The IPC is an autonomous, self-managed global network of more than 45 people’s movements and NGOs involved with at least 800 organizations throughout the world. The IPC serves as a mechanism for information and training on issues regarding food sovereignty. It promotes forums in which PMs and other CSOs involved in food and agriculture issues can debate, articulate their positions and build their relationships at national, regional and global levels. It facilitates dialogue and debate between civil society actors, governments and other stakeholders at all levels.
Who we represent
It is not a centralized structure and does not claim to represent its members. It does not aspire to constitute an all-inclusive civil society interface with FAO and other institutions, but is rather a space for self-selected CSOs which identify with the food sovereignty agenda adopted at the 2002 forum.
Our organizational structure
The IPC’s membership
includes constituency focal points (organizations representing small farmers, fisher folk, pastoralists, indigenous peoples, agricultural workers); regional focal points (PMs or NGO networks responsible for diffusion of information and consultation in specific regions); and thematic focal points (networks with particular expertise on priority issues). It does not have a formal statute or legal identity. It has, however, adopted an agreed consultation and decision-making procedure, including an annual meeting. It periodically establishes working groups to collect information and develop positions on specific themes. Such groups currently exist on agrarian reform, agricultural biodiversity/models of production in a context of climate change, artisanal fisheries, food sovereignty in conflict situations, and global governance of food and agriculture. A minimal IPC liaison office based in Rome acts as the international secretariat of the network. The IPC has given particular attention to interacting with FAO, given this agency’s role as focal point for food and agriculture within the UN system.

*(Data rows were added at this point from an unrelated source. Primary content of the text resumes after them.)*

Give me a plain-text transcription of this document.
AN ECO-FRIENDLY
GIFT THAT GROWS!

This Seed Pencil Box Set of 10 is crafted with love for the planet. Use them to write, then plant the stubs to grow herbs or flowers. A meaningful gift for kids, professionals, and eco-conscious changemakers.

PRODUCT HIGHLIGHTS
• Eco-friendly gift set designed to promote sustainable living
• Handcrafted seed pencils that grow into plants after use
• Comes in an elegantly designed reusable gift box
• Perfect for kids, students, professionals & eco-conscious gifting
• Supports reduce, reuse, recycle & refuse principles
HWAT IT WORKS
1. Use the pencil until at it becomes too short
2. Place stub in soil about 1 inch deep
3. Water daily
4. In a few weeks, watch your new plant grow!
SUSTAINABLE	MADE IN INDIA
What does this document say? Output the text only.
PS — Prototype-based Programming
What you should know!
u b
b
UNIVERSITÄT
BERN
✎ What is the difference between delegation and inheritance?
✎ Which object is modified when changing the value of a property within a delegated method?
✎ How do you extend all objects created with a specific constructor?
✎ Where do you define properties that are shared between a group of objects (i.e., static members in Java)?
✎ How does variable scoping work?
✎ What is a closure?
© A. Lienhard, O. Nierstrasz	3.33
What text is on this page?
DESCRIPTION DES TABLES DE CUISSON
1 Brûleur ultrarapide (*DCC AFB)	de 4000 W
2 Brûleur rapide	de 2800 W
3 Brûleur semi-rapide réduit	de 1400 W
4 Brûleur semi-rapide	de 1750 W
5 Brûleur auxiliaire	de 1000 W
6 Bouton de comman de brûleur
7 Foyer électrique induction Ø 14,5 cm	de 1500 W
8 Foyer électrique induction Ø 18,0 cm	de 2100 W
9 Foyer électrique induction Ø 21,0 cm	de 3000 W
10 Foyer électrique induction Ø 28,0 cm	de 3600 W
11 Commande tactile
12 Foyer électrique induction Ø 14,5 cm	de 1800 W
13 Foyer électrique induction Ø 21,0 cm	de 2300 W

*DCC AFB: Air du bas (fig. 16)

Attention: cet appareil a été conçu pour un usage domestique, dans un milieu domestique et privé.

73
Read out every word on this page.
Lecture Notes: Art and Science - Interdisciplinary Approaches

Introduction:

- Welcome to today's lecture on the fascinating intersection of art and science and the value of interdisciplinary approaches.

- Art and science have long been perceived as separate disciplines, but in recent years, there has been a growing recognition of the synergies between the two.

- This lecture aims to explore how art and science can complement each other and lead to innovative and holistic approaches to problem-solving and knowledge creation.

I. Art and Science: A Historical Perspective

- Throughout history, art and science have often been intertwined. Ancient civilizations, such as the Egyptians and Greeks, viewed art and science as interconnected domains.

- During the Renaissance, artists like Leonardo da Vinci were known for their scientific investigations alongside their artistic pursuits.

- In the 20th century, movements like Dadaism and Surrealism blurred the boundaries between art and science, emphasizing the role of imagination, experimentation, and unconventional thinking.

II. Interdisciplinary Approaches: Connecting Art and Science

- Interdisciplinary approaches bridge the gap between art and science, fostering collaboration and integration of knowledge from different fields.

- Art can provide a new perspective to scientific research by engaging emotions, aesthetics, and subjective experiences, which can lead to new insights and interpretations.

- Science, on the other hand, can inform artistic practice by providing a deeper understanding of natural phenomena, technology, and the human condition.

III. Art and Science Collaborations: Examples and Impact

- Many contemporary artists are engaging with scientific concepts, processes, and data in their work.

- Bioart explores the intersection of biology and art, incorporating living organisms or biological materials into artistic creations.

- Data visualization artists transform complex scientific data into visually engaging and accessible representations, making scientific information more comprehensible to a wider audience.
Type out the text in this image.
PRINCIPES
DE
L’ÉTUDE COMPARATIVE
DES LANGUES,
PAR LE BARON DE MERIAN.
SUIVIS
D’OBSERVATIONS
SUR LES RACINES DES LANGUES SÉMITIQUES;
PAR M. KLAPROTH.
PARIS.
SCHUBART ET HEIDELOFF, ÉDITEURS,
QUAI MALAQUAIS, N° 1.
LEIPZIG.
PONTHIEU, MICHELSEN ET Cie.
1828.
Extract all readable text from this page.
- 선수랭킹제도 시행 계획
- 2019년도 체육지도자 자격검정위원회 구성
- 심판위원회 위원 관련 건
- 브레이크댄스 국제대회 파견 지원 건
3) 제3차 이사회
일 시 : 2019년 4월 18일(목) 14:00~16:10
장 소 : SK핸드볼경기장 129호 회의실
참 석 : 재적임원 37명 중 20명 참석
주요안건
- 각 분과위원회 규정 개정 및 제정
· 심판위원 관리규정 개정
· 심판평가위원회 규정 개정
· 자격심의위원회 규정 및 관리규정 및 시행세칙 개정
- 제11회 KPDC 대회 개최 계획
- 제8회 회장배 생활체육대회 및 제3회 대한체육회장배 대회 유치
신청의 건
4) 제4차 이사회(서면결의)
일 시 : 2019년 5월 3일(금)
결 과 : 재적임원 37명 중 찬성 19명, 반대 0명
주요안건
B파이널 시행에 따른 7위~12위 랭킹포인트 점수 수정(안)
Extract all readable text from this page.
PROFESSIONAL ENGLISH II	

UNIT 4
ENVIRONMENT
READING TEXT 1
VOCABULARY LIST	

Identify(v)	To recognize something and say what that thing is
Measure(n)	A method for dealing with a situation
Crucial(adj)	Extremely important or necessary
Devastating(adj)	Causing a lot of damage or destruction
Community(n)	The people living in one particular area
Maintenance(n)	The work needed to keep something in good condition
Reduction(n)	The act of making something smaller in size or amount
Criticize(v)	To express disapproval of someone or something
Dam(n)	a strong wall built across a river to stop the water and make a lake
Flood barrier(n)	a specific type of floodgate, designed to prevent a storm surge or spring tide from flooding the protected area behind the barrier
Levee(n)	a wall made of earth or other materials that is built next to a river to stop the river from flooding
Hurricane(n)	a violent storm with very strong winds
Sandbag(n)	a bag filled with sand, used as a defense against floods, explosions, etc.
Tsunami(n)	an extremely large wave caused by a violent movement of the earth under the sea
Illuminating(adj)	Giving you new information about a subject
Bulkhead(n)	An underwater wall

The principles of this network of organizations are easily listed: its operation is based on autonomy and on self-organisation; the structure is based upon a network system that avoids centralization; it facilitates the emergence of social representations without aiming to directly represent any specific organization nor any specific social sector; therefore it does not replace or preclude any direct relationship between individual organizations and FAO, or other international institutions.